Art TV, 22.10.2007
Kaspar Sannemann
Humperdinck: "Königskinder", Zürich, Premiere, 21. Oktober 2007
Jonas Kaufmann begeistert in einer intelligenten, zutiefst menschlichen Inszenierung der KÖNIGSKINDER!
Die spiessige Dorfgemeinschaft in der Turnhalle – in diesem Einheitsbühnenbild siedeln der Ausstatter Mathis Neidhart und der Regisseur Jens-Daniel Herzog Humperdincks Parabel an. In dieser Turnhalle hält die griesgrämige, altjüngferlich-gestrenge Biologieprofessorin (grossartig als „Hexe“ Liliana Nikiteanu) ihre Schülerin, die Gänsemagd, gefangen. Diese muss nachsitzen, kann nicht aus der zum Biologielabor umfunktionierten Halle fliehen. Sie hängt ihren kindlichen Träumen in Form von Papiergänsen nach. Erst als ihr der Spielmann ihr Menschsein bewusst macht, ist der Bann gebrochen. Selbst die Professorin wird durch die Anzüglichkeiten des Spielmanns aus ihrer Reserve gelockt, wird zur Frau und löst den Haarknoten, der sie so streng wirken liess. Solche Details intelligenter Personenführung sind es, die den Abend zum spannenden Ereignis werden lassen. Höhepunkt ist sicherlich der 2. Akt, wenn die Turnhalle zum Festsaal für die geldgierigen Bürger wird. Die Zeichnung der Charaktere, von der notgeilen Wirtstochter (umwerfend Martina Welschenbach) zur schnippischen Stallmagd (die immer wieder begeisternde Kismara Pessatti), vom prahlerischen Kleinbürger (sehr gut als Holzhacker: Reinhard Mayr) zum täppischen Politiker, vom gierigen Wirt, mit seinem mit Pappkronen ausgestatteten Servierpersonal, zur feinfühligen Tochter des Besenbinders (ergreifend Marie-Thérèse Albert), verdient höchste Bewunderung.

Im 3. Akt ist die Turnhalle zerstört, Anarchie herrscht, die (Gefühls-)kälte bricht mit Schneegestöber durch die zerbrochenen Fensterscheiben.

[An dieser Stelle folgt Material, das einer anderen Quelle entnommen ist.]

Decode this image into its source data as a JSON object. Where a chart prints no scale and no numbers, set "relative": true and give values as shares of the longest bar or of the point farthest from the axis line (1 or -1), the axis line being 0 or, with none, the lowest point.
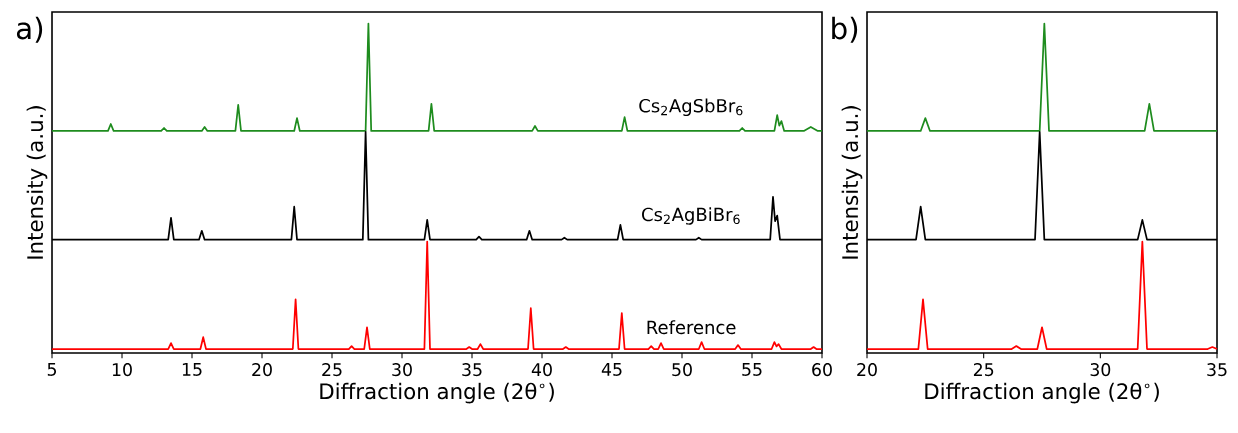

Der Spielmann, jetzt als Blinder als einziger sehend, und die grosse Kinderschar suchen das Wahre und Edle, das sie als einzige erkannt haben. Zu spät. Das ergreifende Schlussbild zeigt 50 Kinder, die aus dem tiefen Dunkel der Hinterbühne ins Licht kommen und wieder entschwinden. Ihre „Königskinder“-Rufe hallen unheimlich, elektronisch verstärkt, durch den Zuschauerraum.

Einmal mehr muss die ungemein stimmungsvolle Lichtgestaltung durch Jürgen Hoffmann erwähnt werden. Sie schafft in diesem doch eher tristen Raum eindrückliche Bilder!

Das ganz grosse Ereignis des Abends ist Jonas Kaufmann, der die anspruchsvolle Partie des Königssohns mit Bravour meistert. Seine Darstellung der Wandlung vom ungehobelten, verwöhnten Prinzen zum Mann, der zu Demut und Menschlichkeit fähig ist, verdient höchstes Lob. Er besitzt die jugendlich strahlende, in allen Lagen perfekt sitzende, dunkel gefärbte Tenorstimme, welche das Publikum zu Recht begeisterte! Auch Isabel Rey als Gänsemagd überzeugte mit einer äusserst intensiven Gestaltung ihrer Rolle, obwohl sie stimmlich an Grenzen stiess. Für die langen, aufblühenden Kantilenen schien ihr manchmal der Atem zu fehlen, in der Höhe klang sie ab und an etwas schrill und forciert. Doch ihr zart gesungenes Gebet „Vater! Mutter! Hier will ich knien!“ war dann von einer zu Tränen rührenden Innigkeit. Oliver Widmer stattete den Spielmann im ersten Teil mit der notwendigen Nonchalance aus, im Schlussbild war er ein edler, philosophischer, blinder Seher.

Ingo Metzmacher stand zum ersten Mal am Pult des Opernhauses Zürich. Ein voll gelungener Einstand. Er wob einen intensiven Klangteppich, brachte Humperdincks einfühlsame Musik wunderbar zum Blühen und das Orchester der Oper Zürich setzte seine Intentionen ganz vorzüglich um. Die Produktion passt sehr gut in die Reihe „Von deutscher Seele“ mit der Metzmacher (mit seinem Deutschen Sinfonieorchester Berlin) dem Deutschen in der Musik nachspüren will. Einhellige Begeisterung am Schluss des Abends.

Fazit:
Ein entzaubertes Märchen – und doch zauberhaft intensiv und anrührend umgesetzt!